Pero, por detrás y por encima del presidente Zaplana y sin que se detuviera unos instantes para darle una lectura rápida al caos simultáneo, estaba la tremenda secuencia de los aviones suicidas, de las Torres Gemelas desmoronándose a plomo, de la tragedia de miles de ciudadanos, descuartizados por una ferocidad infame y sin límites. Manhattan desaparecía y con Manhattan, demasiados inocentes, algunos mitos, algunos símbolos, algunas arrogancias: la invulnerabilidad de los Estados Unidos y del sistema financiero internacional que amparan e impulsan. Quizá con el World Trade Center cedía también en su ingeniería el nefasto pensamiento único, y sonaba la exigencia de desempolvar ideologías y esperanzas, para reconstruir la Gran Manzana y todo un planeta más sólido y solidario. Pero el paraíso que lidera Zaplana, tiene una autonomía subordinada a los intereses de aquel país desolado ahora por el terror ajeno y la propia incertidumbre, aunque Zaplana embebido en los fastos de unos más que dudosos triunfos, no mostrara el más ligero titubeo: lo dijo todo de carrerilla, bien ensayado a bordo, entre cremas, filtros y vaivenes.

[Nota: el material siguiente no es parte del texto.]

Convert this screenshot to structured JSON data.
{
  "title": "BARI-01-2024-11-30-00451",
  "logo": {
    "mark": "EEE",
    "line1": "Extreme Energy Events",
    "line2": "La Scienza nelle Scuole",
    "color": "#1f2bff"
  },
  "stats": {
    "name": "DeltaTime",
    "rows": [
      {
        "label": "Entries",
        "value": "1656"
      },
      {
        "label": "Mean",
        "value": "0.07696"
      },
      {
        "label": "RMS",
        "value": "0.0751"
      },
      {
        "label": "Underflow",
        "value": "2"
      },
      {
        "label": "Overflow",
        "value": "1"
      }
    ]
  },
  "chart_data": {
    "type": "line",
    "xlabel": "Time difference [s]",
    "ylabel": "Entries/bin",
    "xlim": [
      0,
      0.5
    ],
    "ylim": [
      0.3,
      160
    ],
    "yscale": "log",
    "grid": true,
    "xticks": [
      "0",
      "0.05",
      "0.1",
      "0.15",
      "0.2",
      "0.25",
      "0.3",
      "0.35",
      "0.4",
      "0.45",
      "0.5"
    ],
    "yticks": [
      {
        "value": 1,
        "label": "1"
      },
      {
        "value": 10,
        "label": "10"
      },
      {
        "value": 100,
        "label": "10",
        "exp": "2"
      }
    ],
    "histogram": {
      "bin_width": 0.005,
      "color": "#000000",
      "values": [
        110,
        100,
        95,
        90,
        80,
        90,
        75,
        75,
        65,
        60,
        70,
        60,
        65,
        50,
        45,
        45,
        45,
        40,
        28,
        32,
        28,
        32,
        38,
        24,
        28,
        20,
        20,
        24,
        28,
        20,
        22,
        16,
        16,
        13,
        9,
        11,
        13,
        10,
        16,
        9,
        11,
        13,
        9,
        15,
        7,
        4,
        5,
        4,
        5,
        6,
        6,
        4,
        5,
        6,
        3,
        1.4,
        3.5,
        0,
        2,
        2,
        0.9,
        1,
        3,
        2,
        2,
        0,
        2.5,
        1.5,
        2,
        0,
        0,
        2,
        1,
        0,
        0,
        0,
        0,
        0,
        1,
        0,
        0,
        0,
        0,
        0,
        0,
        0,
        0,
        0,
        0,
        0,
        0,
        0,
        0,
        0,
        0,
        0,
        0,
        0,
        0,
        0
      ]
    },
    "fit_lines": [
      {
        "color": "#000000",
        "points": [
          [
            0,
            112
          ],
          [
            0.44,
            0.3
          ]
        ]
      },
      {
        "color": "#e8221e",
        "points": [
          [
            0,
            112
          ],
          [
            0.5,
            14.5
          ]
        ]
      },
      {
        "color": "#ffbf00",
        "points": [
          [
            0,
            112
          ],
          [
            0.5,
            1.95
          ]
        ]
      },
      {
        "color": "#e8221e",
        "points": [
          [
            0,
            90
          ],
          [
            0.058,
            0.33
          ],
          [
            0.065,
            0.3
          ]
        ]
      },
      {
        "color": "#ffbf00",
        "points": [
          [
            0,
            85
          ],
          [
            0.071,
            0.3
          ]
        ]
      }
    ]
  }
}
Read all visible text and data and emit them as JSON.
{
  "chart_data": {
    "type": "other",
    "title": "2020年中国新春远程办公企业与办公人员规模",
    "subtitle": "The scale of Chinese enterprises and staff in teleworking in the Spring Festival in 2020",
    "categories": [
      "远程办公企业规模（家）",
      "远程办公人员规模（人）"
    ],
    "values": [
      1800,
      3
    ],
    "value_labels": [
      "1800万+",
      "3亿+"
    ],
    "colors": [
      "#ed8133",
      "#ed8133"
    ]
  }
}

En los entreactos, la portavoz Alicia de Miguel hacía números, por hacer algo, y los cantaba como un romance heroico: el presidente abatía a sus contrincantes a los puntos. Y luego reveló lo que todos sabíamos: el resultado del debate o más propiamente del simulacro del debate. Y esa es la cruz de los gobiernos de mayoría absoluta: que ganan tan solo representando parodias; que les resbala, cuando no les irrita, la discrepancia, la contestación, la crítica; que se les oxidan los rodamientos de la autocrítica; que desprecian la realidad por golfa y respondona; y que más que gobernar, lo que tiene su intrígulis y su arte y sus cavilaciones, mandan. El único gobierno de mayoría absoluta que realmente podría gobernar, sería el que prohibiera el gobierno de mayoría absoluta.

El espectáculo del intitulado debate de política general evoca los montajes teatrales de Piscator: en un primer plano el intérprete, en el fondo la proyección fílmica. Solo que aquí el intérprete llevaba el papel cambiado: mientras declamaba sus glorias, los escombros lo iban desmaquillando.